Health IT including EHRs and patient triage chatbots can help improve care, but can also contribute to potential patient harm without the proper safeguards in place.
Despite widespread adoption of EHRs, neither The Joint Commission standards nor CMS policies mandate adherence to health IT best practices; "Yet mounting evidence indicates a clear connection between the use of technology and safety—where EHRs can improve care and where they might contribute to patient harm," according to a July 21 Pew Research report.
The Pew Charitable Trusts and the MedStar Health National Center for Human Factors in Healthcare partnered identified a series of best practices hospitals should adopt to better monitor and address tech-related issues. The organizations reviewed The Joint Commission's requirements, completed 10 interviews with hospital administrators, informaticists and health IT usability and safety experts to identify 10 new potential accreditation requirements.
Here are three recommendations to improve clinical decision support tools in EHRs:
1. Roll out CDS for high-risk clinical scenarios, such as alerts for certain drug interactions or allergy issues, which include conditions associated with more frequent patient safety problems.
2. Implement a process for assessing CDS functionality and maintenance because CDS functions may change over time and changes to the health IT system features or hospital workflow could result in CDS tools not functioning the way clinicians intended.

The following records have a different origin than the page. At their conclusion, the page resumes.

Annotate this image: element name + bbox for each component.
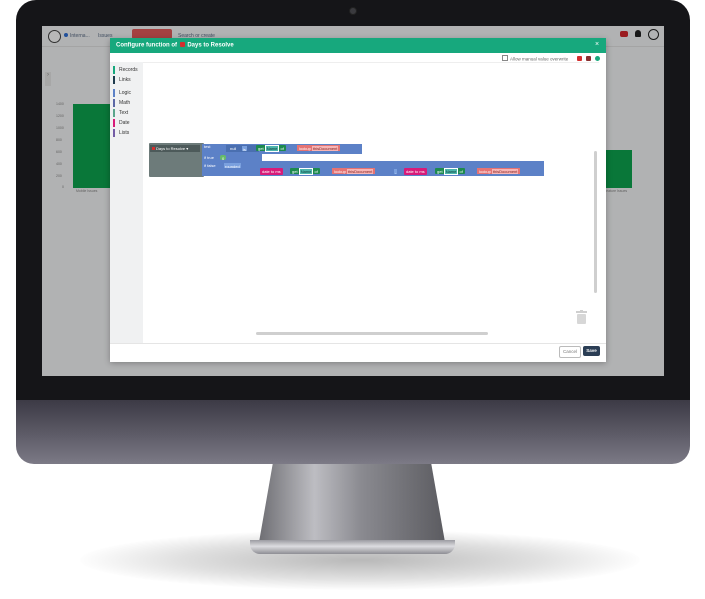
dialog-footer [110, 343, 606, 362]
toolbox-category-text[interactable]: Text [113, 109, 129, 117]
close-icon[interactable]: × [595, 41, 599, 48]
blockly-workspace[interactable] [143, 62, 599, 344]
camera-icon [349, 7, 357, 15]
category-label: Math [119, 100, 131, 106]
lookup-block[interactable]: lookup thisDocument [332, 168, 376, 174]
horizontal-scrollbar[interactable] [256, 332, 488, 335]
rounded-dropdown[interactable]: rounded [224, 163, 241, 169]
category-label: Links [119, 77, 131, 83]
save-button[interactable]: Save [583, 346, 600, 356]
toolbox-category-date[interactable]: Date [113, 119, 130, 127]
get-block[interactable]: get Name of [435, 168, 465, 175]
lookup-label: lookup [479, 169, 491, 174]
monitor-stand-base [250, 540, 455, 554]
test-label: test [204, 144, 211, 149]
vertical-scrollbar[interactable] [594, 151, 597, 293]
function-name: Days to Resolve [156, 146, 186, 151]
toolbox-category-math[interactable]: Math [113, 99, 131, 107]
manual-overwrite-checkbox[interactable] [502, 55, 508, 61]
get-label: get [258, 146, 264, 151]
get-label: get [292, 169, 298, 174]
document-icon[interactable] [586, 56, 591, 61]
get-block[interactable]: get Name of [290, 168, 320, 175]
field-type-icon [179, 42, 185, 47]
document-dropdown[interactable]: thisDocument [311, 146, 339, 151]
lookup-block[interactable]: lookup thisDocument [297, 145, 341, 151]
toolbox-category-logic[interactable]: Logic [113, 89, 131, 97]
toolbox-category-links[interactable]: Links [113, 76, 131, 84]
of-label: of [280, 146, 284, 151]
lookup-block[interactable]: lookup thisDocument [477, 168, 521, 174]
of-label: of [314, 169, 318, 174]
manual-overwrite-option[interactable]: Allow manual value overwrite [502, 55, 568, 62]
field-dropdown[interactable]: Name [298, 168, 314, 175]
dialog-title: Configure function of Days to Resolve [116, 42, 234, 49]
if-true-label: if true [204, 155, 215, 160]
if-false-label: if false [204, 163, 216, 168]
screen: Interna... Issues Search or create › 140… [42, 26, 664, 376]
document-dropdown[interactable]: thisDocument [491, 169, 519, 174]
get-label: get [437, 169, 443, 174]
monitor-stand [258, 462, 446, 548]
category-label: Date [119, 120, 130, 126]
lookup-label: lookup [334, 169, 346, 174]
field-type-icon [152, 147, 155, 150]
toolbox-category-lists[interactable]: Lists [113, 129, 130, 137]
get-block[interactable]: get Name of [256, 145, 286, 152]
help-icon[interactable] [595, 56, 600, 61]
minus-operator[interactable]: - [394, 169, 398, 175]
of-label: of [459, 169, 463, 174]
configure-function-dialog: Configure function of Days to Resolve × … [110, 38, 606, 362]
cancel-button[interactable]: Cancel [559, 346, 581, 358]
monitor-chin [16, 400, 690, 464]
category-label: Records [119, 67, 138, 73]
category-label: Logic [119, 90, 131, 96]
null-label: null [230, 146, 237, 151]
dialog-title-field: Days to Resolve [187, 42, 234, 49]
date-to-ms-block[interactable]: date to ms [260, 168, 283, 175]
trash-icon[interactable] [576, 310, 587, 324]
lookup-label: lookup [299, 146, 311, 151]
record-lookup-icon[interactable] [577, 56, 582, 61]
category-label: Lists [119, 130, 130, 136]
manual-overwrite-label: Allow manual value overwrite [510, 56, 569, 62]
number-block[interactable]: 0 [220, 155, 227, 161]
dialog-title-prefix: Configure function of [116, 42, 177, 49]
date-to-ms-block[interactable]: date to ms [404, 168, 427, 175]
category-label: Text [119, 110, 129, 116]
document-dropdown[interactable]: thisDocument [346, 169, 374, 174]
toolbox-category-records[interactable]: Records [113, 66, 138, 74]
field-dropdown[interactable]: Name [443, 168, 459, 175]
is-dropdown[interactable]: is [242, 146, 247, 152]
function-header[interactable]: Days to Resolve ▾ [150, 145, 200, 152]
field-dropdown[interactable]: Name [264, 145, 280, 152]
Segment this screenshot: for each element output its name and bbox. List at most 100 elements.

3. Monitor if and how clinicians use CDS to help identify safety risks, such as the frequency with which alerts are overridden to help better design alerts so physicians don’t dismiss them.
Here are seven recommendations to improve health IT:
1. Establish a committee with clinical and health IT expertise that meets regularly to review content and structure of order sets to ensure patients receive the properly intended care consistent with clinical guidelines.
2. Put inplace processes and organizational structure to provide control and safeguards for implementing, configuring, customizing and updating the IT system.
3. Promote regular, in-person training courses, online training materials or other processes to ensure staff keep learning new skills and behaviors and can provide employees with support on how to use the health IT system safely and effectively, especially after upgrades that affect usability.
4. Implement a process to identify health IT hazards, such as frequent testing of EHRs to detect errors or conducting regular safety assessments using self-assessments.
5. Establish a health IT hazard reporting process for staff so they can report any actual or potential safety issues they may encounter.
6. Create a process for hazard analysis and resolution, which entails identifying contributing factors to the hazard and developing a plan to reduce the threat. Appointing a committee to regularly review and identify hazards can help improve issues by working with the internal IT staff and/or the EHR vendor.
7. Promote health IT awareness among staff through initiatives such as an intranet with a safety section to describe safety risk and hazards mitigation strategies as well as email communication with affected providers.